One balmy day last week in the Rose Garden, President Barack Obama signed the Jumpstart Our Business Startups (JOBS) Act into law. He was surrounded by a cheerful group of Democratic and Republican senators and representatives — the main supporters of the legislation who had held its hand and walked it through the partisan minefield that Congress has become.
The JOBS Act is a reflection of Congress in the sense that it contains its own minefields as well as a swamp of unaddressed issues and work not done. Still, it might turn out to be the “game changer” that Obama claimed in his remarks at the signing.
The JOBS Act is the federal government’s effort to resuscitate the initial public offering (IPO) market, which has been comatose since 2001 when the dot.com bubble burst and Congress responded with the Sarbanes-Oxley regulatory rules.
The two most significant structural changes in the JOBS Act stem from its creation of a new category of business and a new type of stock market.

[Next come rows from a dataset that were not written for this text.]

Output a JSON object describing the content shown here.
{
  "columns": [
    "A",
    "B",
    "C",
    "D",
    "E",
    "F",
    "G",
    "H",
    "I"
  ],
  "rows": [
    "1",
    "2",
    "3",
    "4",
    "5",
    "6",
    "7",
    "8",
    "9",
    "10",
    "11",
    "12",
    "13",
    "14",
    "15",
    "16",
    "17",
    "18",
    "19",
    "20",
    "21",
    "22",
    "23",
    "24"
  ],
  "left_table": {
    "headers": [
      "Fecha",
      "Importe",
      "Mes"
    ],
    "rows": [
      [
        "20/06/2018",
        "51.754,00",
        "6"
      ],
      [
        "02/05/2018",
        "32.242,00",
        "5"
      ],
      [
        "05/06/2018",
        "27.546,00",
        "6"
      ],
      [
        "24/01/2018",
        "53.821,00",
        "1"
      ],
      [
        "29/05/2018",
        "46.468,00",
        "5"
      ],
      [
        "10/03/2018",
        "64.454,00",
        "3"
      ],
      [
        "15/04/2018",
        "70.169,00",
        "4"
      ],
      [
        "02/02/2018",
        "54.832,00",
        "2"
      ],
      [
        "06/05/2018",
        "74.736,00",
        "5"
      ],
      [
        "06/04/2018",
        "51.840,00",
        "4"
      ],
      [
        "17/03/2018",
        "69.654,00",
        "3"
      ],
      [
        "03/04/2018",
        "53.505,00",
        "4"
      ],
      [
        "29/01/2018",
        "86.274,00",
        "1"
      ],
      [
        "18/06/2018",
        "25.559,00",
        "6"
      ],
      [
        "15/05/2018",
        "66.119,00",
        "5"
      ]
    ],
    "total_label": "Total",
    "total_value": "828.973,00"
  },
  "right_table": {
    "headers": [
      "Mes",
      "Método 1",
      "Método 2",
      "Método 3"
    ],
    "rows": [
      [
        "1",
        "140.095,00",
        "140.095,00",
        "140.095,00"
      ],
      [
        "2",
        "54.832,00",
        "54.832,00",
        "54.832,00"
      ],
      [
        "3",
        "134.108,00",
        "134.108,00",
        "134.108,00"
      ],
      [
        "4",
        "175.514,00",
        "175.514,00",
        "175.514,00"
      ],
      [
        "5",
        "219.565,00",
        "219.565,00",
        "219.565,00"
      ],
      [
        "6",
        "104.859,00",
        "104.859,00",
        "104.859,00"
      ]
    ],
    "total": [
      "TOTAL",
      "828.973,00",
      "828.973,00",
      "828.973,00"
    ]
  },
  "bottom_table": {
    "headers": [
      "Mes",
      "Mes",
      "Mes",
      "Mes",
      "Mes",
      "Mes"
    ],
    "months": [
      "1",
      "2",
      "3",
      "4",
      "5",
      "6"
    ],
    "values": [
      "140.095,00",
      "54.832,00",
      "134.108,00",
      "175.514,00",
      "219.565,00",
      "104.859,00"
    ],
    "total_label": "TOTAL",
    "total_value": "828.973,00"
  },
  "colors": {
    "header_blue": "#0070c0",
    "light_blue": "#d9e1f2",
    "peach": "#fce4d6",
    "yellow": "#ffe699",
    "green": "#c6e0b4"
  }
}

The newly defined, “emerging growth companies” are those with revenues up to $1 billion a year, and the new law would cut them some slack in terms of the financial reporting now required for a public stock offering. To accommodate the hot, rapidly growing high-tech firms, for example, the new regulations would require only two years of externally audited financial statements instead of the three years now needed.
The new type of market, defined as “crowdfunding,” would allow a company to sell up to $1 million worth of stock, through the Internet or any other way, without registering with the Securities and Exchange Commission. The size of each investment would be limited to $2,000 or, in some cases, to a percentage of the investor’s annual income or net worth.

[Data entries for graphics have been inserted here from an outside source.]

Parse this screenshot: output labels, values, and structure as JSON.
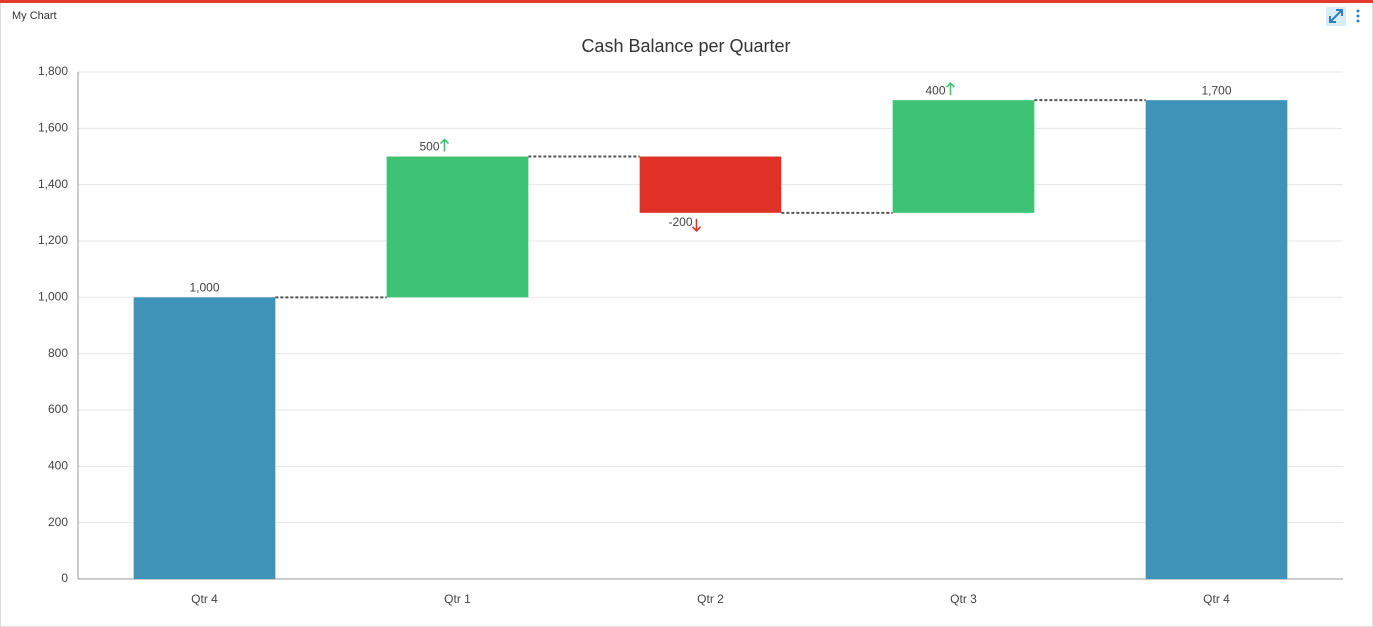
{
  "panel_title": "My Chart",
  "chart_data": {
    "type": "waterfall",
    "title": "Cash Balance per Quarter",
    "categories": [
      "Qtr 4",
      "Qtr 1",
      "Qtr 2",
      "Qtr 3",
      "Qtr 4"
    ],
    "values": [
      1000,
      500,
      -200,
      400,
      1700
    ],
    "value_labels": [
      "1,000",
      "500",
      "-200",
      "400",
      "1,700"
    ],
    "measure": [
      "total",
      "relative",
      "relative",
      "relative",
      "total"
    ],
    "colors": {
      "total": "#3f93b8",
      "increase": "#3dc373",
      "decrease": "#e03127"
    },
    "ylim": [
      0,
      1800
    ],
    "yticks": [
      0,
      200,
      400,
      600,
      800,
      {
        "value": 1000,
        "label": "1,000"
      },
      {
        "value": 1200,
        "label": "1,200"
      },
      {
        "value": 1400,
        "label": "1,400"
      },
      {
        "value": 1600,
        "label": "1,600"
      },
      {
        "value": 1800,
        "label": "1,800"
      }
    ],
    "grid": true
  }
}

The JOBS Act is a typical piece of federal legislation, which means that it includes some extraneous goodies for various interest groups that have been waiting around so patiently. Provisions in the new law, for example, will remove the ban on advertising by hedge funds, which should prove interesting. Also, a private company can now avoid SEC registration of its shares until it has over 2,000 shareholders, while the previous limit had been 500.
Oddly enough, it is the small, unheralded provisions of the JOBS Act that will have more immediate effects on capital markets. The net effect of the two main thrusts of the new law — on crowdfunding and emerging growth companies — is less apparent.

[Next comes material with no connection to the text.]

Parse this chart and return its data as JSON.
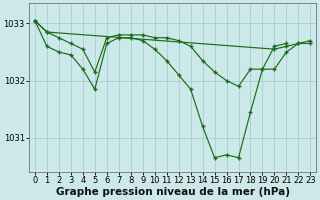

Crowdfunding, for example, has been around on the Internet for a while, but it has generally been more effective at mobilizing donations than business capital. Whether it can make the transition to an investment market remains to be seen. There is also some doubt about the capability of the federal government to monitor crowdfunding to combat fraudulent schemes.
The establishment of a new category of emerging growth companies is more well-intentioned than well-aimed. For one thing, it has little to do with business start-ups, which rarely earn $1 billion ever, let alone in a year. Instead it looks like a helpful idea for the venture capitalists who have already capitalized a growing firm and want to take it public so they can take their money out. There is nothing wrong with that at all but it doesn’t directly affect start-ups.
Exactly how helpful the JOBS Act will be to the IPO market isn’t clear either, although to its credit, it can’t hurt. It doesn’t actually change the broad responsibilities of corporate officers under the Sarbanes-Oxley law, but merely loosens the requirements for outside verification of internal financial controls. Whether that will make a significant difference in the IPO market is anyone’s guess.
The complexity of financial controls and the equally complex task of auditing them are significant issues issue for the market, although they are not addressed directly by the JOBS Act. The requirements laid on by Sarbanes-Oxley are difficult for any corporation to contend with, but they are especially daunting in the fluid, rapid-growth environment of a typical company launching an IPO.
The value of internal controls, and the questionable ability of regulations to detect faults, was illustrated by the recent IPO market stink bomb set off by Groupon, the Internet coupon company, when its dubious accounting practices led to several restatements of its financial condition.
On balance, the JOBS Act seems a rather half-hearted effort by Congress and the Obama administration to change the capital market for start-up businesses without a full dress review of Sarbanes-Oxley’s effectiveness and unintended consequences. Chronology is not causality, but the IPO market has not fully regained consciousness since getting that Sarbanes-Oxley injection in 2002. It is hard to believe that is a coincidence.